This has been a long generation for Sony, but a quiet one for Kratos. Nathan Drake has fronted an entire trilogy on PS3 and Assassin’s Creed has settled into an annual cycle, but this is only the second God Of War game on the console, with a three-year gap between the pair. While that avoids familiarity breeding contempt, it also means developer Sony Santa Monica has had fewer chances to recognise that several elements of the God Of War template could do with modernisation. Much of what you’ll find in Ascension’s singleplayer is unchanged from the eight-year-old PS2 original. QTEs – hopefully dubbed ‘context-sensitive actions’ – are everywhere. Rather than celebrate its Greek mythological setting, Ascension fixates on ultraviolence and bare breasts. Bump into one of the many invisible walls and Kratos just runs on the spot.
But six games and eight years on from his debut, Kratos has learned a few new tricks. He’s a more agile climber, for one thing. He now automatically clambers from one handhold to the next, with a tap of the jump button flinging him across larger distances. He’s still no Lara Croft – and he remains in possession of the most comically awkward-looking double jump in gaming – but it’s a welcome change to a moveset that has remained largely static since his 2005 debut.

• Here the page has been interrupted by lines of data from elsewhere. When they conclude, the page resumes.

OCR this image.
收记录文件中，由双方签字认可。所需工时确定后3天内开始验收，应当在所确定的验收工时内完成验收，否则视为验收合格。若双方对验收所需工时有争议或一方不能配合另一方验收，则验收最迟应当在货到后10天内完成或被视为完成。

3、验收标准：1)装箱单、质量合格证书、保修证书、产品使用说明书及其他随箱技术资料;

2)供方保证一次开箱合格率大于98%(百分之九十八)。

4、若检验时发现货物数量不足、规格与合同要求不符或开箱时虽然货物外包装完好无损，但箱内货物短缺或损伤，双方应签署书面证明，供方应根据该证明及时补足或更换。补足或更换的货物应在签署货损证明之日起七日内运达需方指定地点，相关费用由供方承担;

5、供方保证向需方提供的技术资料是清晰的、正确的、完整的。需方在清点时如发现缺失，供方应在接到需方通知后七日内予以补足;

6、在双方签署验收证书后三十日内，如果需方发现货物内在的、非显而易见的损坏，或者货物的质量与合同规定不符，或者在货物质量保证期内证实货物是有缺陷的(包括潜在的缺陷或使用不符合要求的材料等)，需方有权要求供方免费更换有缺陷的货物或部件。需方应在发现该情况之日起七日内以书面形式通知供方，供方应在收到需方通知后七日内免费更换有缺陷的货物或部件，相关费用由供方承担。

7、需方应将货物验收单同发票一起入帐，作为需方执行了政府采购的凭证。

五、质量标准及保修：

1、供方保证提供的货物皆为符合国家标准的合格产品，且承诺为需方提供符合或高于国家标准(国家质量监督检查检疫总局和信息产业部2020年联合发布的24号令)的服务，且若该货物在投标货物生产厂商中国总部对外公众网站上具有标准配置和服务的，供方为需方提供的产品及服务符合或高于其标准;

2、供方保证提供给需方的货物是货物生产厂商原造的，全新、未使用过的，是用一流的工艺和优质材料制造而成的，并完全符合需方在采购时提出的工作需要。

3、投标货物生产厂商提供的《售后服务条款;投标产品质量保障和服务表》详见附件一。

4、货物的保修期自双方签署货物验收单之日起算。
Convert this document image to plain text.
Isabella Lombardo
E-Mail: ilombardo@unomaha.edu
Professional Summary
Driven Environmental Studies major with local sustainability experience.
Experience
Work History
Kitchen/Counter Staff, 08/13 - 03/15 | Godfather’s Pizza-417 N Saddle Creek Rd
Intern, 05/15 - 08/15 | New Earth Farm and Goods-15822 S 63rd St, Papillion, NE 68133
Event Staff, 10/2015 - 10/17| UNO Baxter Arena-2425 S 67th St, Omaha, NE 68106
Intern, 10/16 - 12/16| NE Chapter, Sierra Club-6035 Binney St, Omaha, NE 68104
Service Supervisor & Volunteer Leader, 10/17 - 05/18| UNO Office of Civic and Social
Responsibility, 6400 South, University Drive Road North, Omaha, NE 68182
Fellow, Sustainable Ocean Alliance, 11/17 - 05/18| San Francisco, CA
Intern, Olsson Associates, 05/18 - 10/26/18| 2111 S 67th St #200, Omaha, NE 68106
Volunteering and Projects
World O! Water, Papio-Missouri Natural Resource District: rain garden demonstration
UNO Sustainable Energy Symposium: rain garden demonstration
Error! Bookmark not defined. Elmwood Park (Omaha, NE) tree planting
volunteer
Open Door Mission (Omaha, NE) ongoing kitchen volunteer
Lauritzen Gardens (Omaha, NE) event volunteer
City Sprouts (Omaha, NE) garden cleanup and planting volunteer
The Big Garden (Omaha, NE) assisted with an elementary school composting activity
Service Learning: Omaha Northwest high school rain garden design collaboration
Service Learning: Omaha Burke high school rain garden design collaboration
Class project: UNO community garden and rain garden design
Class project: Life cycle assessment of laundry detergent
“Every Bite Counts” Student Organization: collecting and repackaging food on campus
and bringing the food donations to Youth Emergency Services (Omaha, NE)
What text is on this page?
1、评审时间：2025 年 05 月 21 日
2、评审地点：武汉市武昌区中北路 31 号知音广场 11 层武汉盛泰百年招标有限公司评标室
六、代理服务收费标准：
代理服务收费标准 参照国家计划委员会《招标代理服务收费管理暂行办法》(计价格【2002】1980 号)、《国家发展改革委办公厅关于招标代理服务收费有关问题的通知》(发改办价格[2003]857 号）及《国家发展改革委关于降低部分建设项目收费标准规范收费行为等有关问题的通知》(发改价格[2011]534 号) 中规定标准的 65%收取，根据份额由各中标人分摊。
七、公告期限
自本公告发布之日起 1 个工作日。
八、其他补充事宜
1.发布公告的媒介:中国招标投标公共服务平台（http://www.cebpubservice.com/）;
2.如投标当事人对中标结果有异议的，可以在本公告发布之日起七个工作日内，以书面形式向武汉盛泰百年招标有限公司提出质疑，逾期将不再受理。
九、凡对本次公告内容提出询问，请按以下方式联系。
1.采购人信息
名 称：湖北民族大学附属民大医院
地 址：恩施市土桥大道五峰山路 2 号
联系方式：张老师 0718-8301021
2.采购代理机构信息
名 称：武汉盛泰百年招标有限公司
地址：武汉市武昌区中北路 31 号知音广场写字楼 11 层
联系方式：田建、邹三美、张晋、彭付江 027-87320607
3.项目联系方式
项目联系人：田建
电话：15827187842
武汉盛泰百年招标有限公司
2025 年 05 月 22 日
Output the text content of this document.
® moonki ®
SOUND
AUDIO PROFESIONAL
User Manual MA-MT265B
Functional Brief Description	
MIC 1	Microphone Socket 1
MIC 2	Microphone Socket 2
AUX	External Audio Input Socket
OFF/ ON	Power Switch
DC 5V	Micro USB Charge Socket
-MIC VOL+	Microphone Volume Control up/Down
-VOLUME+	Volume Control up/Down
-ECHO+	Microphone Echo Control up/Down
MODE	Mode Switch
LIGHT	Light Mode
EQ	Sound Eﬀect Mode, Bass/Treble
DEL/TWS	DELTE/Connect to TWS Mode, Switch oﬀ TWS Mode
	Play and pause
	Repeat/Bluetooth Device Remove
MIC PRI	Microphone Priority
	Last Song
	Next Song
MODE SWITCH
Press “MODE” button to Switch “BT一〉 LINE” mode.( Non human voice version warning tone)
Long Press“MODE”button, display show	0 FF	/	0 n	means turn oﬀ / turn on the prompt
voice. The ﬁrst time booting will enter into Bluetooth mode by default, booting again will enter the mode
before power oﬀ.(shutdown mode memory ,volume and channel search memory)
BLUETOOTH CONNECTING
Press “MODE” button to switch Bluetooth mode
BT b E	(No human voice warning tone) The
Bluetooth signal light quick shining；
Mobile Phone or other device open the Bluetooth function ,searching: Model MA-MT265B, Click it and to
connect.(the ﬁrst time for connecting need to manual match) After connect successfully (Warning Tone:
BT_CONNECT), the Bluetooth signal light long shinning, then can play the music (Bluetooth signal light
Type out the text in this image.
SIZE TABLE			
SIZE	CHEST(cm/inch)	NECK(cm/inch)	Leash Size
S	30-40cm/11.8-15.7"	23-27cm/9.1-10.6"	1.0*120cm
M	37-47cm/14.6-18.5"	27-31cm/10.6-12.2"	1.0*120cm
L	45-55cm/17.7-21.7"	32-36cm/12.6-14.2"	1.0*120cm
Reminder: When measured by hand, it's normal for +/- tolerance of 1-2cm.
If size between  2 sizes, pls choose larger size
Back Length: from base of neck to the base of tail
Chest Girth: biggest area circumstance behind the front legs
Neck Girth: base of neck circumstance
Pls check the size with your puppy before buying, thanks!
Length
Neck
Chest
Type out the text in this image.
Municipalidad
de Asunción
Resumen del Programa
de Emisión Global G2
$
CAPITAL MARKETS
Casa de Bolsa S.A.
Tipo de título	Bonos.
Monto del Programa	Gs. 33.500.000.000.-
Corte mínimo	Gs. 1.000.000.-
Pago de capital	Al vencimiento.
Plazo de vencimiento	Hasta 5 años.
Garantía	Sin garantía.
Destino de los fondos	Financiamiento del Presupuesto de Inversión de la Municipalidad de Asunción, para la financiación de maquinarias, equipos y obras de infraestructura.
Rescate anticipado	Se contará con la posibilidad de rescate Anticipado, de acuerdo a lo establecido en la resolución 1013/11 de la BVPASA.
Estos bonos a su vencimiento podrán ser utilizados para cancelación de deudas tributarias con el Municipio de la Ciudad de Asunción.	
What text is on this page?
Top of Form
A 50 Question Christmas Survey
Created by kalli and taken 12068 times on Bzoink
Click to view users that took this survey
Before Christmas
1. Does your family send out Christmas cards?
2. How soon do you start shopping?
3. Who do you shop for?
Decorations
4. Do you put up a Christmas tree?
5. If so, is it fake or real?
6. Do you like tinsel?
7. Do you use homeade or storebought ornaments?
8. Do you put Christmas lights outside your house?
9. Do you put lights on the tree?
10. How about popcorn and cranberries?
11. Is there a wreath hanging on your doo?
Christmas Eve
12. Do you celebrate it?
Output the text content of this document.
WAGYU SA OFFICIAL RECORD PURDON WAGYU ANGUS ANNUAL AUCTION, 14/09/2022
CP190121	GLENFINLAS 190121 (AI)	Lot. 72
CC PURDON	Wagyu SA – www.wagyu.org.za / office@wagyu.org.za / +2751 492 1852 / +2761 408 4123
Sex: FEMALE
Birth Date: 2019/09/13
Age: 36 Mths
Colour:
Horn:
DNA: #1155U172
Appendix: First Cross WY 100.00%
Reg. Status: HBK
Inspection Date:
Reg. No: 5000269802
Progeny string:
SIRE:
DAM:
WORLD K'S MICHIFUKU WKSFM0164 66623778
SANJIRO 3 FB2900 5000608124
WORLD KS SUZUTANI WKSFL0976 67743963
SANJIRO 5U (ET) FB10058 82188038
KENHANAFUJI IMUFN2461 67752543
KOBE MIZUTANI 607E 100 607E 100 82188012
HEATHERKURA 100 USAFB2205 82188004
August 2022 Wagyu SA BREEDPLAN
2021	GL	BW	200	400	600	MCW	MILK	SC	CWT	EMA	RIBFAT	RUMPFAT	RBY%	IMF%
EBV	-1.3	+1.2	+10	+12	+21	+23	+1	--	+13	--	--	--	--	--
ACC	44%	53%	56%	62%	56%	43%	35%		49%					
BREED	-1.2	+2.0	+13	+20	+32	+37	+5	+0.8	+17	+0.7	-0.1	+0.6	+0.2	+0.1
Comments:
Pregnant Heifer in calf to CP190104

It’s not the only addition to Ascension’s singleplayer mode, but it’s one of the better ones. Kratos can now plant a blade in a surface and slide down it, and the first time you slalom your way down an incline, weaving back and forth to avoid obstacles, you can’t help but think of Journey, in which Sony Santa Monica also had a hand. But Journey’s surfing sequence is so memorable because it’s used sparingly, not half a dozen times in the opening few hours. And when Ascension asks you to tap X to jump over a gap while sliding, it’s in a QTE with an input window that ends before you reach the edge. If you try to jump at the last second, you can expect to see the game over screen.
More in keeping with the Ancient Greece setting, God Of War III’s aggressively shiny art style has been replaced with a muted colour palette and a painterly look. Aesthetically, it’s a great fit for PS3’s twilight years, but the visual approach is full of frustrations. Sony Santa Monica’s spectacle fetish frequently gets in the way, the camera pulling right out to show off a remarkable environment as the tiny speck under your control flails against a group of enemies. Some smart environmental puzzles are undermined by helper text telling you which of the three possible tools you need for every single job. Enemies spawn from the ground, so you’re never quite sure when a fight is approaching its end. There’s a maddening difficulty spike late on, too, where the studio seemingly realises it’s spent 27 chapters giving you more healing orbs than anyone could need and insists you beat a succession of powerful foes without respite or checkpoints. We like a challenge, but only if the combat system is up to it.